After hearing that Oracle was acquiring Customer Relationship Management (CRM) titan Siebel Systems this morning, I shot off an email to Marc Benioff, CEO at CRM on-demand darling salesforce.com to see what he had to say.
Written by David Berlind, Inactive

After hearing that Oracle was acquiring Customer Relationship Management (CRM) titan Siebel Systems this morning, I shot off an email to Marc Benioff, CEO at CRM on-demand darling salesforce.com to see what he had to say.  Originally, I was going to incorporate his comments into my blog entry on the acquisition.  But they were too precious not to create a separate entry for.

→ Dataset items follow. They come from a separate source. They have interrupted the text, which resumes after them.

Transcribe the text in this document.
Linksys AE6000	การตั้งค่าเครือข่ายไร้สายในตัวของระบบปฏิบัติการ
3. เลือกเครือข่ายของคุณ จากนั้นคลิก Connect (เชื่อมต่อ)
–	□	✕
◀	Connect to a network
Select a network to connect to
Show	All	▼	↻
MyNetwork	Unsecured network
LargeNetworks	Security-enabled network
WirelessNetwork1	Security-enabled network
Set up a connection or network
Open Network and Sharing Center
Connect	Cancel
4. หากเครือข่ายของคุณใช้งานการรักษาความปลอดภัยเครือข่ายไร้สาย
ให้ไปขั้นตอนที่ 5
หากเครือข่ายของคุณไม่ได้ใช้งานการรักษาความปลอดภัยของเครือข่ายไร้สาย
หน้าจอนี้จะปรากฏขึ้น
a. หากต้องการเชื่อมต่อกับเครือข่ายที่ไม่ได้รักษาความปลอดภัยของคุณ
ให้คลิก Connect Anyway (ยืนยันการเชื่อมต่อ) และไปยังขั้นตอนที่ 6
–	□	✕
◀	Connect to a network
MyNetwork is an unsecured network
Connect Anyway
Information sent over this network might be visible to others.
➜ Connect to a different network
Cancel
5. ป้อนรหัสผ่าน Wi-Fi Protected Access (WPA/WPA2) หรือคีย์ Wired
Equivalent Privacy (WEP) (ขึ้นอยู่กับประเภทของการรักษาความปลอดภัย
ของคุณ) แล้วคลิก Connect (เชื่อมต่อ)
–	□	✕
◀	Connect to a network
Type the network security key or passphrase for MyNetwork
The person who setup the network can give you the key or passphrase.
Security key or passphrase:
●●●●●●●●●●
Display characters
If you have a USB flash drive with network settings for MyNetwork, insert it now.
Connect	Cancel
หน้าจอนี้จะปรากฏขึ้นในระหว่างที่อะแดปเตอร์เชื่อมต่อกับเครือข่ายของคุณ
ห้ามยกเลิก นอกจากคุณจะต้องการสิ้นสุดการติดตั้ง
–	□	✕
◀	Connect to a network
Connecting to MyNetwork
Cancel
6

Said Benioff:

Even dinosaurs mate a few times before they die.  It's the end of software.  It's the end of Siebel.

Personally, I agree with Siebel group vice president and general manager Rob Reid who told me that, given the way Siebel is adding about 250,000 "seats" to its user base each quarter, the company which is known for its on-premises offering but also has an on-demand offering (by virtue of its acquisition of UpShot) that competes with salesforce.com, has plenty of time to get whatever ducks it must get in a row to slow salesforce.com down.  Just to put that number into perspective, while Siebel is adding 250K seats per quarter, salesforce.com's total number of seats right now stands at 267,000 308,000 [Editor's Note: salesforce apparently added 41,000 subscribers in the last quarter]. 

Finally, given that customer acquisition played such an important role in the Siebel buy, my expectation is that the CRM sweep-up isn't over yet.  Not only will the other CRM on-demand darling RightNow Technologies probably get swept up in the next year, but with a market cap of only $2.6 billion (the same amount of money that eBay just bought Skype for), there are plenty of companies that could acquire salesforce.com for what they consider to be pocket change.